Türk milletinin okçu bir geleneğe sahip olmasına karşın bugüne kadar okçuluk branşında ciddi bir başarının sağlanamadığına yönelik soruya da Topaloğlu, şunları söyledi:
“Şimdi bu madalya ile birlikte Türk okçuluğu adına yeni bir sayfa açılıyor. Artık okçulukta beklentiler daha yükseklere çıktı. Altını bireysel olarak aldık, artık hedefimiz kadın takım ve erkek takımda da olimpiyat madalyası olacak. Tabii ki bu madalyayla birlikte okçuluğa olan ilgi de tüm ülke genelinde çok fazla arttı, artmış görünüyor, biz de federasyon olarak bu talebe cevap vermeye çalışacağız, okçu sayısını daha fazla artırmaya çalışacağız. Çünkü bin kişi arasından iyi okçuları seçmek farklı, 50 bin kişi arasından iyi okçuları seçmek farklı, dolayısıyla Türk okçuluğuna çok büyük bir ivme kazandıracak bu madalya.”
Gelecek adına bütün planlarının hazır olduğunu da kaydeden Topaloğlu, “Sportif performansı yeniden yukarlara taşımak adına planlarımız şimdiden hazır teknik heyetimiz ileriye dönük planlarını hazırladı, ekim ayı sonundan itibaren 2024 Paris Olimpiyatları hazırlıklarına başlayacağız. Ne yapacağımızı, nasıl yapacağımızı biliyoruz.” değerlendirmesinde bulundu.
“Yasemin kızımız da çok önemli başarılara imza attı”
Topaloğlu, “İleriye dönük Türk okçuluğu artık hem takım bazında hem bireysel bazda olimpiyat madalyalarının en büyük adayıdır” dedi.
Karışık takımda milli okçu Yasemin Ecem Anagöz’ün Mete Gazoz ile birlikte olimpiyat dördüncülüğü kazanmasının da küçümsenmeyecek bir başarı olduğunu vurgulayan Topaloğlu, şunları dile getirdi:
“Takımımız olimpiyat dördüncüsü oldu, bu da çok önemli ve çok büyük bir başarı. Olimpiyat dördüncülüğüne madalya verilmiyor ama bizim açımızdan gerçekten çok büyük bir başarı. Yasemin de Mete de büyük bir mücadele verdiler, başarılı bir savaş verdiler. Olimpiyatlarda biliyorsunuz dünyanın en iyi sporcuları var, bunların 64 tane sporcunun içinden gelip de ilk 4’e girmek de küçümsenecek bir başarı değildir.

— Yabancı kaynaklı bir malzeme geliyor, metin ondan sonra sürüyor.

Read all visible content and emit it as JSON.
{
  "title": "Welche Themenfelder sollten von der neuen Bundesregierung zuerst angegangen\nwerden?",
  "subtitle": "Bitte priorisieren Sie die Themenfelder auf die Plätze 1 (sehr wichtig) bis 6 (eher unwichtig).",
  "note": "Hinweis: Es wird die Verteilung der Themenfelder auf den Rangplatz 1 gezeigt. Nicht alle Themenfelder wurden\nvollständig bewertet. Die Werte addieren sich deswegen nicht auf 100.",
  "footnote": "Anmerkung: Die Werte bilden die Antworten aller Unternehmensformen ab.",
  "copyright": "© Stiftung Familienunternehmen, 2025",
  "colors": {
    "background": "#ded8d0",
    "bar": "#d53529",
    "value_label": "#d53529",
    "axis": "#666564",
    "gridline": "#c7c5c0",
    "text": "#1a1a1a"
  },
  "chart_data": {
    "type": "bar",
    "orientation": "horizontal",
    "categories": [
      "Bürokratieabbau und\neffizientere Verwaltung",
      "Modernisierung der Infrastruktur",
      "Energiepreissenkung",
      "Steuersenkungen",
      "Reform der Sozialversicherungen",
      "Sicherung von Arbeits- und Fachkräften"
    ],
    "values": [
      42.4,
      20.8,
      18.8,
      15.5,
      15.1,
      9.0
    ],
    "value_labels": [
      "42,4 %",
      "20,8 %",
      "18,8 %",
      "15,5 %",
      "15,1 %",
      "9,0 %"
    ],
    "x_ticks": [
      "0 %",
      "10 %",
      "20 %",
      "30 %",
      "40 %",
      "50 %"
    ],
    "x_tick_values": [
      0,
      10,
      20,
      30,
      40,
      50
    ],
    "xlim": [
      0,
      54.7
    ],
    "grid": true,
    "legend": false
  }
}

Yasemin kızımız da çok önemli başarılara imza attı, burada 3 tur geçti, dolayısıyla bizim için o da madalya almış kadar başarılı bir sporcumuzdur. 2024’te madalya alacak sporcuların en önünde gelen isim de Yasemin Ecem Anagöz olacaktır. Bundan sonra Yasemin’i herkesin takip etmesini tavsiye ediyorum.”